Petal : Shame

tigers jaw i won't care how you remember me review

Kiley Lotz has always done things on her own terms. The Pennsylvanian’s home-recorded (well, technically, garage-recorded) and self-released debut EP Scout made some waves when it was released digitally in mid-2013. A groundswell of support followed, leading to her signing to Run For Cover earlier this year on the back of its glowing reception. Riding that size of a wave of hype, many bands would immediately attempt to capitalize on their growing popularity and fail miserably, but Lotz is far smarter than all that: She didn’t sign a deal until her debut full-length was more or less ready to go, with RFC giving Scout the vinyl treatment in the meantime.

Ostensibly a solo project, Petal has given her an opportunity to make full use of the connections she’s made over the last two years. Shame could have worked quite well as a solo acoustic LP, but the songcraft displayed on the record is such that it would have been foolish for her not to go for the gusto. Over the past while, Lotz has been assisted by members of bands including, but not limited to, Halfling, Three Man Cannon and Captain, We’re Sinking; on the album, meanwhile, she’s joined by both permanent members of fellow Scranton band and labelmates Tigers Jaw: Brianna Collins and Ben Walsh. The two years she took to get a handle on where she wanted the project to go were clearly crucial; even on the record’s slower moments, she sounds incredibly confident, her clear and powerful vocals adding further heft to an already weighty sound.

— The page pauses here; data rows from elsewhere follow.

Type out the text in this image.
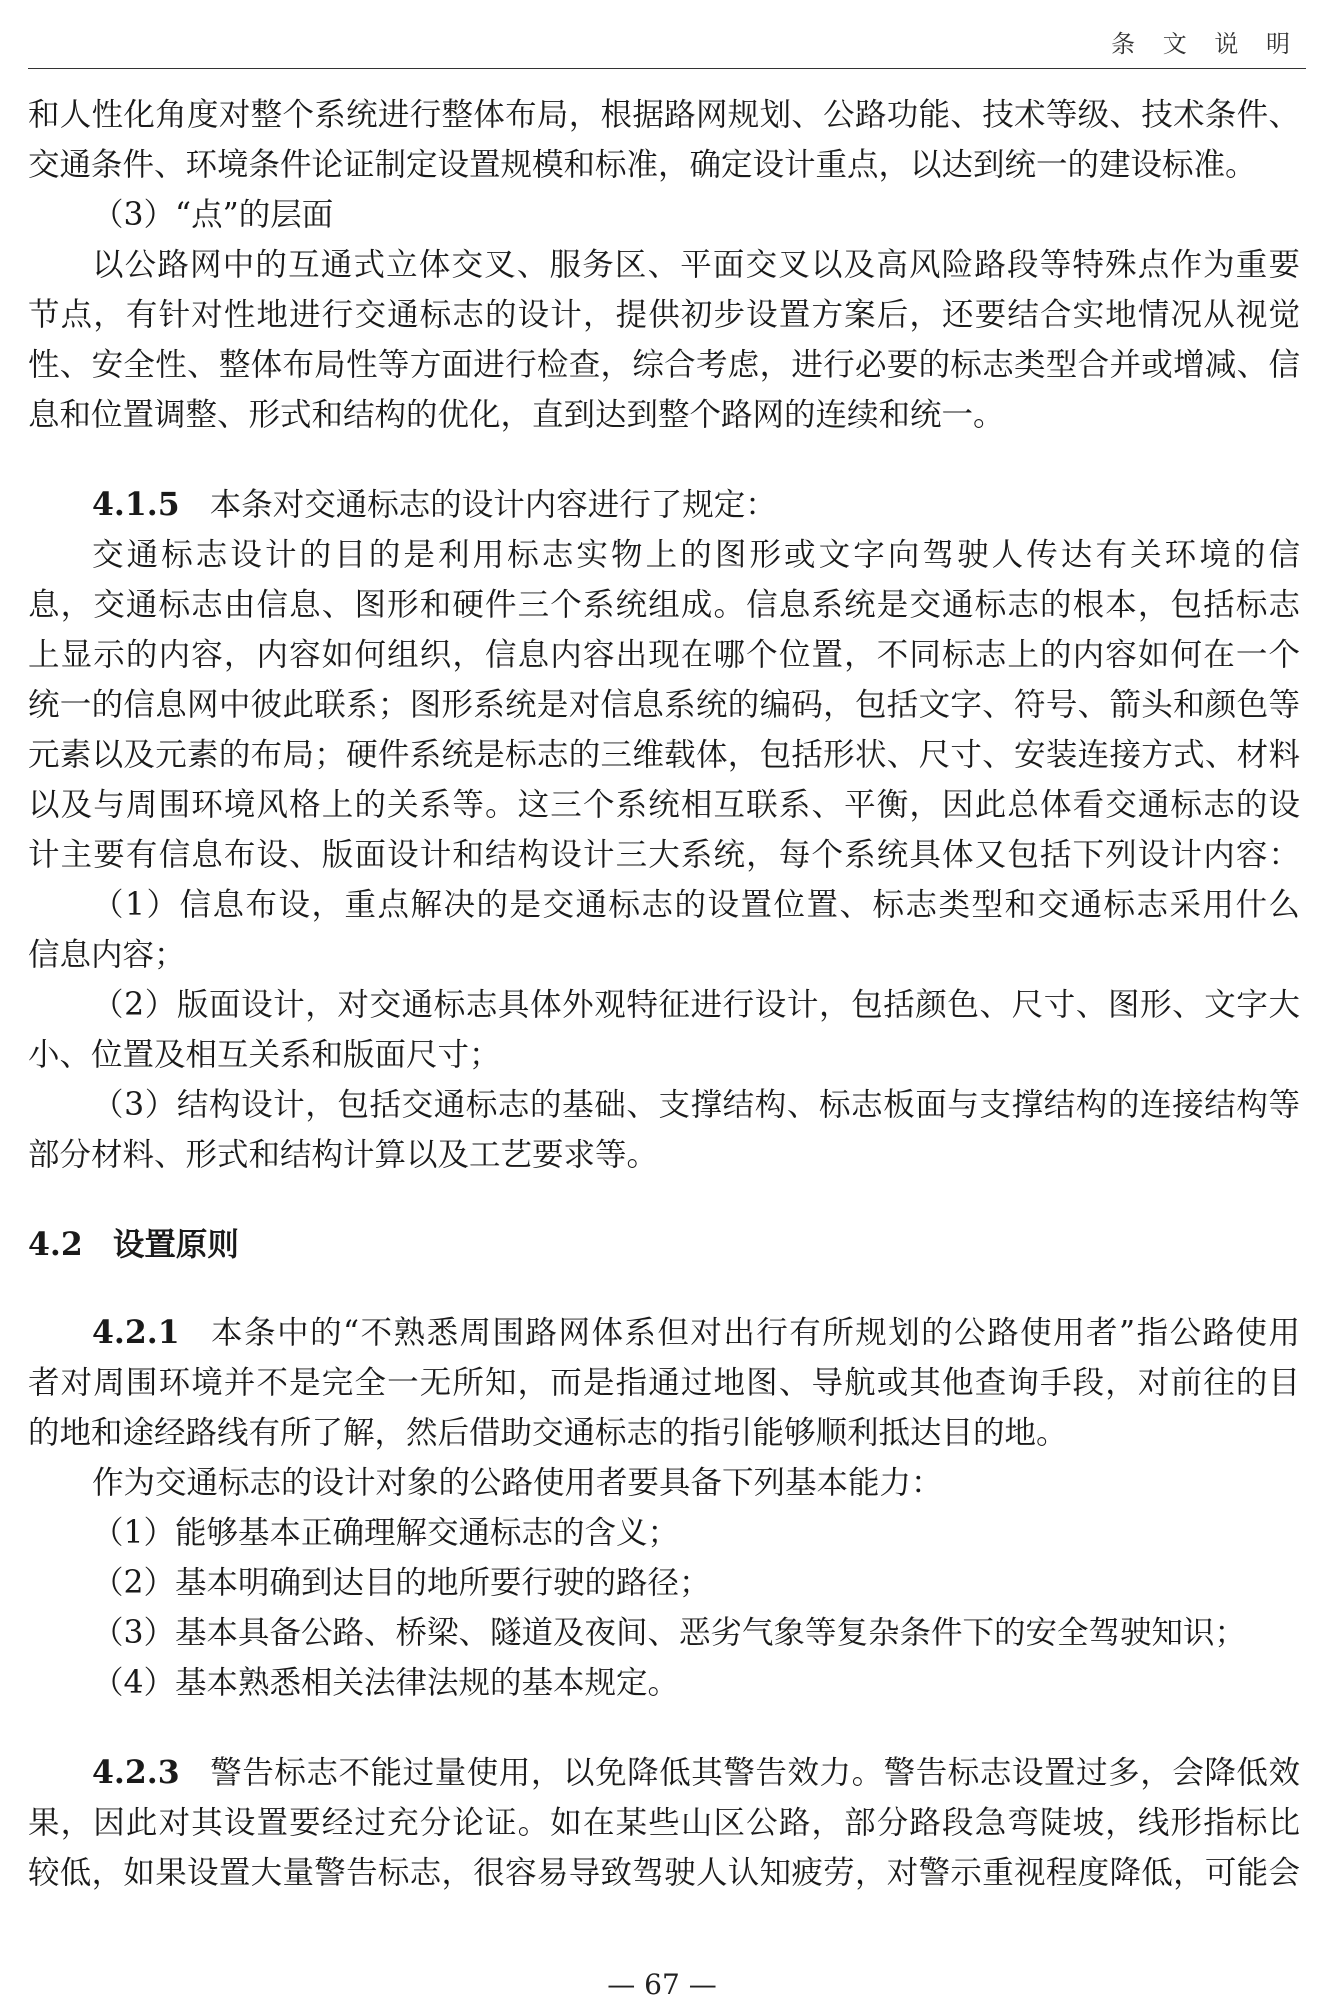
条 文 说 明
和人性化角度对整个系统进行整体布局，根据路网规划、公路功能、技术等级、技术条件、
交通条件、环境条件论证制定设置规模和标准，确定设计重点，以达到统一的建设标准。
（3）“点”的层面
以公路网中的互通式立体交叉、服务区、平面交叉以及高风险路段等特殊点作为重要
节点，有针对性地进行交通标志的设计，提供初步设置方案后，还要结合实地情况从视觉
性、安全性、整体布局性等方面进行检查，综合考虑，进行必要的标志类型合并或增减、信
息和位置调整、形式和结构的优化，直到达到整个路网的连续和统一。
4.1.5 本条对交通标志的设计内容进行了规定：
交通标志设计的目的是利用标志实物上的图形或文字向驾驶人传达有关环境的信
息，交通标志由信息、图形和硬件三个系统组成。信息系统是交通标志的根本，包括标志
上显示的内容，内容如何组织，信息内容出现在哪个位置，不同标志上的内容如何在一个
统一的信息网中彼此联系；图形系统是对信息系统的编码，包括文字、符号、箭头和颜色等
元素以及元素的布局；硬件系统是标志的三维载体，包括形状、尺寸、安装连接方式、材料
以及与周围环境风格上的关系等。这三个系统相互联系、平衡，因此总体看交通标志的设
计主要有信息布设、版面设计和结构设计三大系统，每个系统具体又包括下列设计内容：
（1）信息布设，重点解决的是交通标志的设置位置、标志类型和交通标志采用什么
信息内容；
（2）版面设计，对交通标志具体外观特征进行设计，包括颜色、尺寸、图形、文字大
小、位置及相互关系和版面尺寸；
（3）结构设计，包括交通标志的基础、支撑结构、标志板面与支撑结构的连接结构等
部分材料、形式和结构计算以及工艺要求等。
4.2 设置原则
4.2.1 本条中的“不熟悉周围路网体系但对出行有所规划的公路使用者”指公路使用
者对周围环境并不是完全一无所知，而是指通过地图、导航或其他查询手段，对前往的目
的地和途经路线有所了解，然后借助交通标志的指引能够顺利抵达目的地。
作为交通标志的设计对象的公路使用者要具备下列基本能力：
（1）能够基本正确理解交通标志的含义；
（2）基本明确到达目的地所要行驶的路径；
（3）基本具备公路、桥梁、隧道及夜间、恶劣气象等复杂条件下的安全驾驶知识；
（4）基本熟悉相关法律法规的基本规定。
4.2.3 警告标志不能过量使用，以免降低其警告效力。警告标志设置过多，会降低效
果，因此对其设置要经过充分论证。如在某些山区公路，部分路段急弯陡坡，线形指标比
较低，如果设置大量警告标志，很容易导致驾驶人认知疲劳，对警示重视程度降低，可能会
— 67 —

“Camera Lens” opens the album at a mid-tempo pace, its waltzing time signature and seemingly effortless melody having an immediate impact, before the driving power-pop of “Tommy” kicks things up several notches, Collins and Lotz’s intertwined vocals working in tandem to lift an already powerful chorus to even greater heights. When the band are operating at full tilt, the crystalline melodies speak volumes; when it’s Lotz on her own, as it is on “Feel,” her songwriting is even more potent. Shame is a triumph purely from a melodic standpoint, with more hooks than a coat rack. Good luck getting “Chandelier Thief” or “Camera Lens II” out of your head any time soon.

“Camera Lens II” deserves a further mention due to just how well it operates as a companion piece to “Camera Lens,” taking its predecessor’s melodic ideas, switching into common time and adding an impressive amount of blissed-out guitar fuzz over the top. It’s also an interesting look at how Petal move in different musical directions over the course of the record—two different ideas were fleshed out and fully realized, similar yet strikingly different. Indeed, sometimes the ideas don’t need to be developed at all, such as on “Nature,” a track consisting of just Walsh’s drumming (yep, he’s back behind the kit, reprising a role he had in the early days of Tigers Jaw) and Lotz & Collins’s perfectly matched vocals. The 12-track album is an impressively varied collection, with Lotz drawing a line under phase one of Petal with aplomb. The non-permanence of her other band members means they can come and go as they please, something which affords her a vast amount of creative opportunities. The future incarnations of Petal may look vastly different, but one thing’s for certain: with this sort of songwriting skill, paired with a fantastic voice, Lotz—and by extension, her supporting cast —is going to go far.